Sur le point de savoir si le continent africain est la cible de la Cour pénale internationale, il convient de s’interroger sur le déclenchement de l’action de la Cour portant sur les situations se trouvant sur le territoire de l’Afrique. En effet, sur les 8 situations portées actuellement devant la Cour, 8 recouvrent des faits qui auraient été commis sur le continent africain. Toutefois, et il y a lieu de le mettre en exergue, 5 sur 8 ont été déférées à la Cour par les États eux-mêmes : la Côte d’Ivoire, le Mali, l’Ouganda, la République centrafricaine et la République démocratique du Congo. Pour cette proportion, ce n’est donc pas la Cour qui a choisi l’Afrique mais l’Afrique qui a choisi la Cour ; tout d’abord en ratifiant le Statut de Rome, ensuite en sollicitant ses services. La situation au Kenya est, à ce stade, la seule ouverte à l’initiative du Procureur. Les situations au Darfour et en Libye ont quant à elles été déférées à la Cour par le Conseil de sécurité des Nations Unies. Sur ce dernier point, il n’est pas douteux que l’implication du Conseil de sécurité dans les activités de la Cour s’accompagne automatiquement d’un caractère politique affirmé. En effet, le Conseil de sécurité est – et a toujours été – un organe ayant une nature et une fonction éminemment politiques. Les relations entre la Cour pénale internationale, l’Assemblée des États parties au Statut de Rome et le Conseil de sécurité des Nations Unies font l’objet de vives discussions entre les États. Ceci particulièrement depuis la résolution par laquelle le Conseil de sécurité a saisi le Procureur de la Cour de la situation en Libye (S/RES/1970).

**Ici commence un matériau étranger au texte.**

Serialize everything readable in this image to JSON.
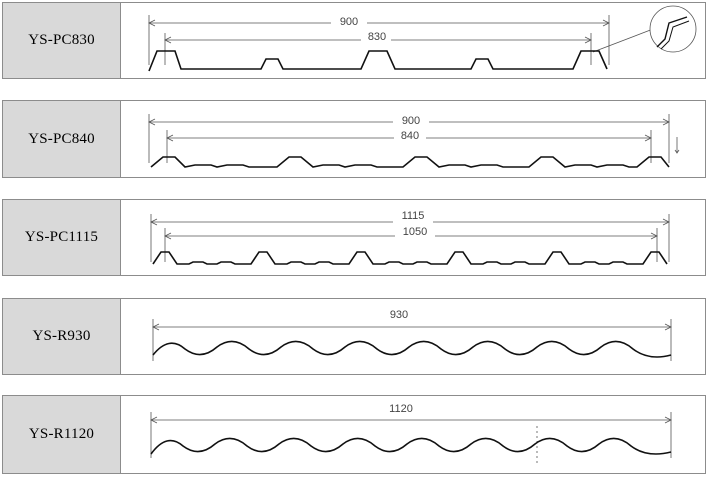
{
  "profiles": [
    {
      "model": "YS-PC830",
      "dims": [
        "900",
        "830"
      ]
    },
    {
      "model": "YS-PC840",
      "dims": [
        "900",
        "840"
      ]
    },
    {
      "model": "YS-PC1115",
      "dims": [
        "1115",
        "1050"
      ]
    },
    {
      "model": "YS-R930",
      "dims": [
        "930"
      ]
    },
    {
      "model": "YS-R1120",
      "dims": [
        "1120"
      ]
    }
  ]
}
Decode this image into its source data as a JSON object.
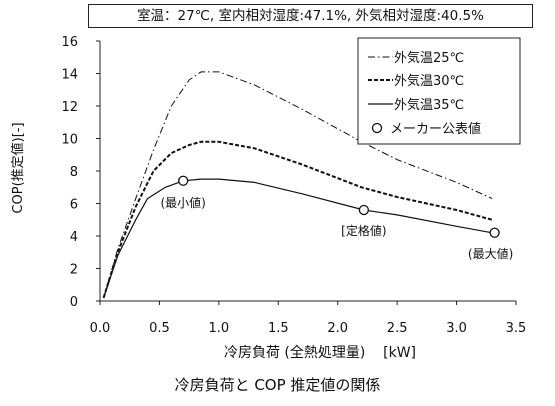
{
  "chart_data": {
    "type": "line",
    "condition": "室温：27℃, 室内相対湿度:47.1%, 外気相対湿度:40.5%",
    "xlabel": "冷房負荷 (全熱処理量)    [kW]",
    "ylabel": "COP(推定値)[-]",
    "caption": "冷房負荷と COP 推定値の関係",
    "xlim": [
      0.0,
      3.5
    ],
    "ylim": [
      0,
      16
    ],
    "xticks": [
      "0.0",
      "0.5",
      "1.0",
      "1.5",
      "2.0",
      "2.5",
      "3.0",
      "3.5"
    ],
    "yticks": [
      "0",
      "2",
      "4",
      "6",
      "8",
      "10",
      "12",
      "14",
      "16"
    ],
    "grid": false,
    "legend_position": "top-right",
    "series": [
      {
        "name": "外気温25℃",
        "style": "dashdot",
        "points": [
          [
            0.03,
            0.2
          ],
          [
            0.15,
            3.2
          ],
          [
            0.3,
            6.3
          ],
          [
            0.45,
            9.3
          ],
          [
            0.6,
            12.0
          ],
          [
            0.75,
            13.6
          ],
          [
            0.85,
            14.1
          ],
          [
            1.0,
            14.1
          ],
          [
            1.3,
            13.3
          ],
          [
            1.7,
            11.8
          ],
          [
            2.2,
            9.8
          ],
          [
            2.5,
            8.7
          ],
          [
            3.0,
            7.3
          ],
          [
            3.3,
            6.3
          ]
        ]
      },
      {
        "name": "外気温30℃",
        "style": "dashed",
        "points": [
          [
            0.03,
            0.2
          ],
          [
            0.15,
            3.0
          ],
          [
            0.3,
            5.8
          ],
          [
            0.45,
            8.0
          ],
          [
            0.6,
            9.1
          ],
          [
            0.75,
            9.6
          ],
          [
            0.85,
            9.8
          ],
          [
            1.0,
            9.8
          ],
          [
            1.3,
            9.4
          ],
          [
            1.7,
            8.4
          ],
          [
            2.2,
            7.0
          ],
          [
            2.5,
            6.4
          ],
          [
            3.0,
            5.6
          ],
          [
            3.3,
            5.0
          ]
        ]
      },
      {
        "name": "外気温35℃",
        "style": "solid",
        "points": [
          [
            0.03,
            0.2
          ],
          [
            0.15,
            2.8
          ],
          [
            0.3,
            5.0
          ],
          [
            0.4,
            6.3
          ],
          [
            0.55,
            7.0
          ],
          [
            0.7,
            7.4
          ],
          [
            0.85,
            7.5
          ],
          [
            1.0,
            7.5
          ],
          [
            1.3,
            7.3
          ],
          [
            1.7,
            6.6
          ],
          [
            2.22,
            5.6
          ],
          [
            2.5,
            5.3
          ],
          [
            3.0,
            4.6
          ],
          [
            3.3,
            4.2
          ]
        ]
      }
    ],
    "markers": {
      "name": "メーカー公表値",
      "points": [
        {
          "x": 0.7,
          "y": 7.4,
          "label": "(最小値)"
        },
        {
          "x": 2.22,
          "y": 5.6,
          "label": "[定格値)"
        },
        {
          "x": 3.32,
          "y": 4.2,
          "label": "(最大値)"
        }
      ]
    }
  }
}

Au total, en 2013, la « journée de la justice pénale internationale » n’est en réalité et à ce stade que la journée de la Cour pénale internationale. Souhaitons qu’elle puisse être, à l’avenir, partagée par l’ensemble des acteurs publics et privés de la justice pénale internationale, sur une étendue géographique en rapport avec sa vocation universelle. Souhaitons également qu’elle soit une occasion de réfléchir au principe de Justice internationale dans un esprit de sincérité, permettant d’apprendre du passé et de trouver des solutions innovantes aux problèmes rencontrés.